Chapter 8
Shape Metrics

And the earth was without form, and void.

—Genesis

Overview

The VGM defines various shape metrics based on 2D topology of genomes in strands, 2D topology of glyph features within genomes, and 3D statistical measures of volume projections in CAM neural clusters. The shape metrics are discussed under the following sections:

Strand topological shape metrics: strands of genomes, 2D relationships

Volume projection shape metrics: 3D volume statistical measures

Genome structure shape metrics: internal 2D glyph feature arrangements

A set of classifiers are provided in the VGM platform for shape, including metrics correspondence classifiers (MCCs) and group metric classifiers (GMCs), discussed in detail below.

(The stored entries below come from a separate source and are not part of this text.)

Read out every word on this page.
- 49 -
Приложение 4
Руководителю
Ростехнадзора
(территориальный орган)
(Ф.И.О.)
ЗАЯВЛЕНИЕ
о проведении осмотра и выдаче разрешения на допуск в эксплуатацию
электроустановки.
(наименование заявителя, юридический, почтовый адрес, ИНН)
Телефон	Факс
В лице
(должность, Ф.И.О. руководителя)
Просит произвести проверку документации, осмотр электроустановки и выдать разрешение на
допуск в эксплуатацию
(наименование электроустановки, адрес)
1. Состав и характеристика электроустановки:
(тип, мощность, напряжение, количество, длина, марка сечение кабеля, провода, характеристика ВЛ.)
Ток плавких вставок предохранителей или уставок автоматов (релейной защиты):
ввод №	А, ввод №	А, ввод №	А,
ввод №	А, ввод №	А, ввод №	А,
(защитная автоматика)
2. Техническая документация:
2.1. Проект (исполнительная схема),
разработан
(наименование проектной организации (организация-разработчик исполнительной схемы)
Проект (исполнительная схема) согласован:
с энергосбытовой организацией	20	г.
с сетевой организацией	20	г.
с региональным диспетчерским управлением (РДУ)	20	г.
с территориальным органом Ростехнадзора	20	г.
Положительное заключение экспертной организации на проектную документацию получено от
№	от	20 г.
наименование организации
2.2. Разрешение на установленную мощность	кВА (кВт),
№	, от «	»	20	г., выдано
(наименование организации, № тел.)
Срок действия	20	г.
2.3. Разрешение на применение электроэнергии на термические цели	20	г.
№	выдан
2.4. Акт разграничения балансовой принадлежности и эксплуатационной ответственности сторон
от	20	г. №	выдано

Strand Topological Shape Metrics

Strands provide a topological feature space for genome groups. Strands supply a method to compose a set of genomes as a named object in a common format and to compare with other strand objects. Since strands are sets, set metric correspondence MCC functions are provided. Strands also have a genome topology, so strand topological correspondence MCC functions are provided. In this section we provide details on strands, including the strand local vector coordinate system, and the various metrics functions provided for strand analysis and correspondence. Note that background discussion on strands is provided in Chapter 5, and agents are expected to build strands via the MCC API calls.

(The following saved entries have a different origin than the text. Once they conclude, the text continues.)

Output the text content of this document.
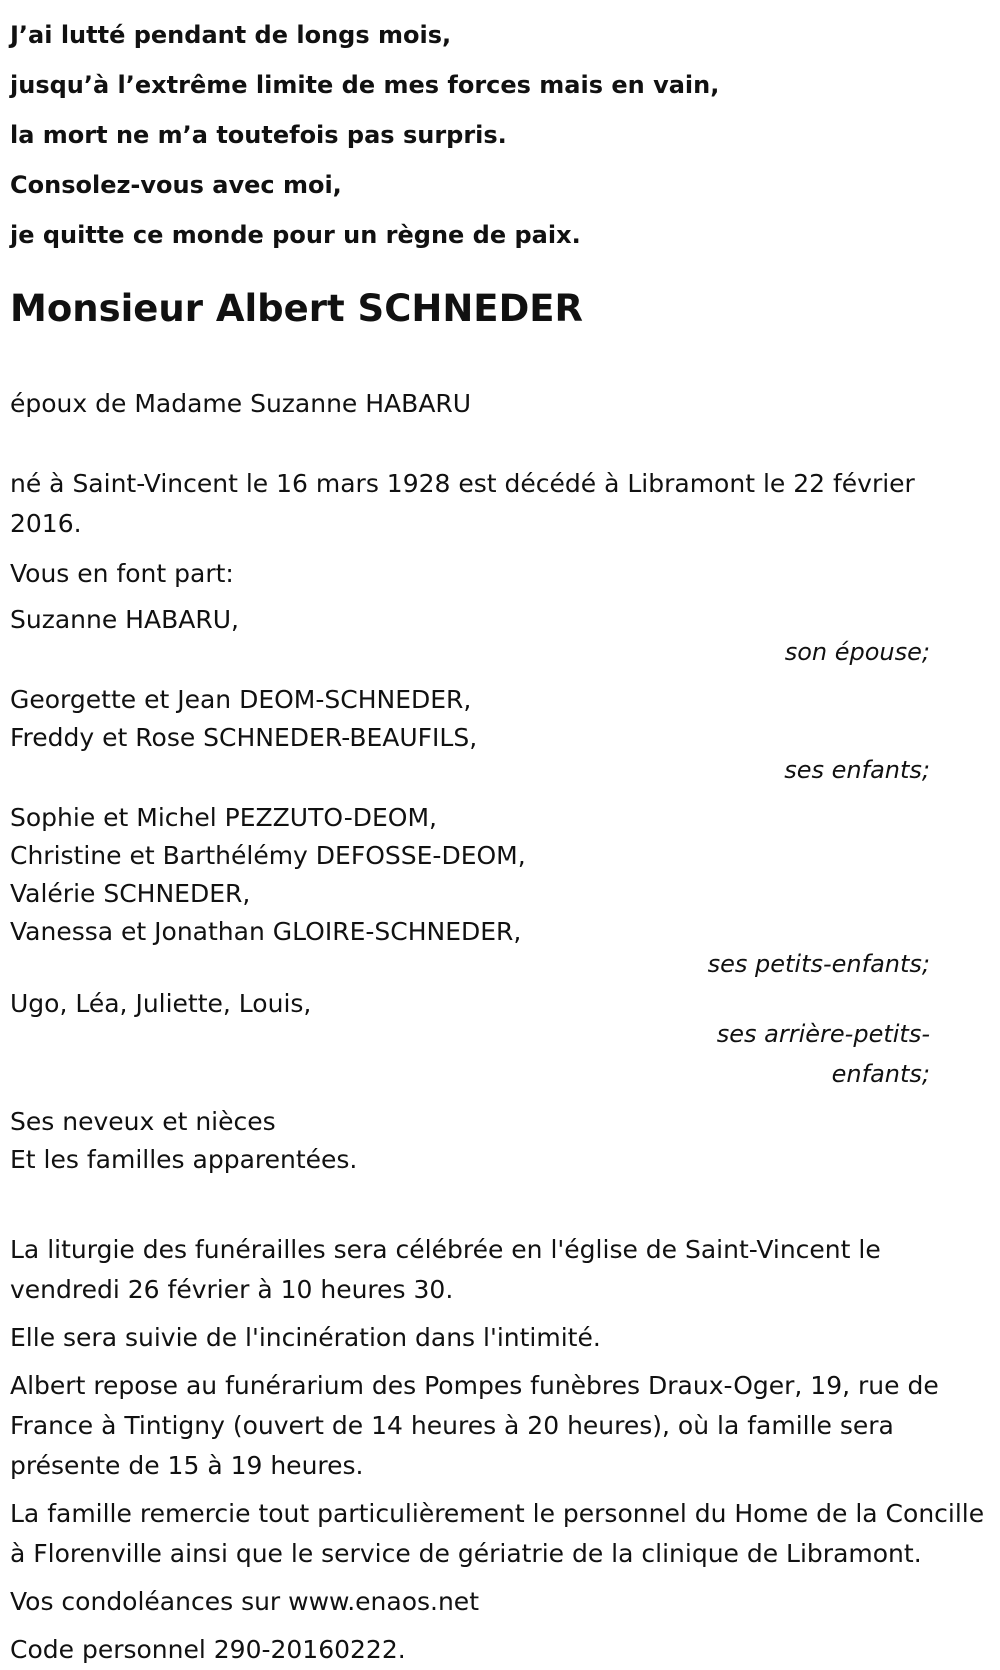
J’ai lutté pendant de longs mois,
jusqu’à l’extrême limite de mes forces mais en vain,
la mort ne m’a toutefois pas surpris.
Consolez-vous avec moi,
je quitte ce monde pour un règne de paix.
Monsieur Albert SCHNEDER
époux de Madame Suzanne HABARU
né à Saint-Vincent le 16 mars 1928 est décédé à Libramont le 22 février 2016.
Vous en font part:
Suzanne HABARU,
son épouse;
Georgette et Jean DEOM-SCHNEDER,
Freddy et Rose SCHNEDER-BEAUFILS,
ses enfants;
Sophie et Michel PEZZUTO-DEOM,
Christine et Barthélémy DEFOSSE-DEOM,
Valérie SCHNEDER,
Vanessa et Jonathan GLOIRE-SCHNEDER,
ses petits-enfants;
Ugo, Léa, Juliette, Louis,
ses arrière-petits-
enfants;
Ses neveux et nièces
Et les familles apparentées.
La liturgie des funérailles sera célébrée en l'église de Saint-Vincent le vendredi 26 février à 10 heures 30.
Elle sera suivie de l'incinération dans l'intimité.
Albert repose au funérarium des Pompes funèbres Draux-Oger, 19, rue de France à Tintigny (ouvert de 14 heures à 20 heures), où la famille sera présente de 15 à 19 heures.
La famille remercie tout particulièrement le personnel du Home de la Concille à Florenville ainsi que le service de gériatrie de la clinique de Libramont.
Vos condoléances sur www.enaos.net
Code personnel 290-20160222.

Single-Image vs. Multiple-Image Strands

Strands can be composed from genomes collected from a single-image segmentation or from genomes spanning multiple-image segmentations. Combining genomes from several segmentations of an image is also possible. Single-image strands are the default method for convenience because all the segmentation boundaries line up within the image with no overlap. Single-image strands are simple to visualize and supported by the online tools described in Chapter 5. However, a strand may be constructed from genomes spanning multiple segmentations of the same image under various pre-processing and segmentation parameters for better results. In Chapter 11, several practical guidelines for creating single-image and multiple-image strands are provided.

For strands constructed from multiple images and multiple segmentations, the genome region boundaries may overlap, which is okay (see Figure 8.1). In this case, the agent may simply collect chosen genomes together into a group and manage correspondence at the genome level, one compare at a time, instead of using VGM platform convenience functions which are intended for single-image strands.

Figure 8.1: Overlapping segmentation regions of the same features resulting from different segmentation and image pre-processing parameters. Genome features from both segmentations can be combined in multi-image strands.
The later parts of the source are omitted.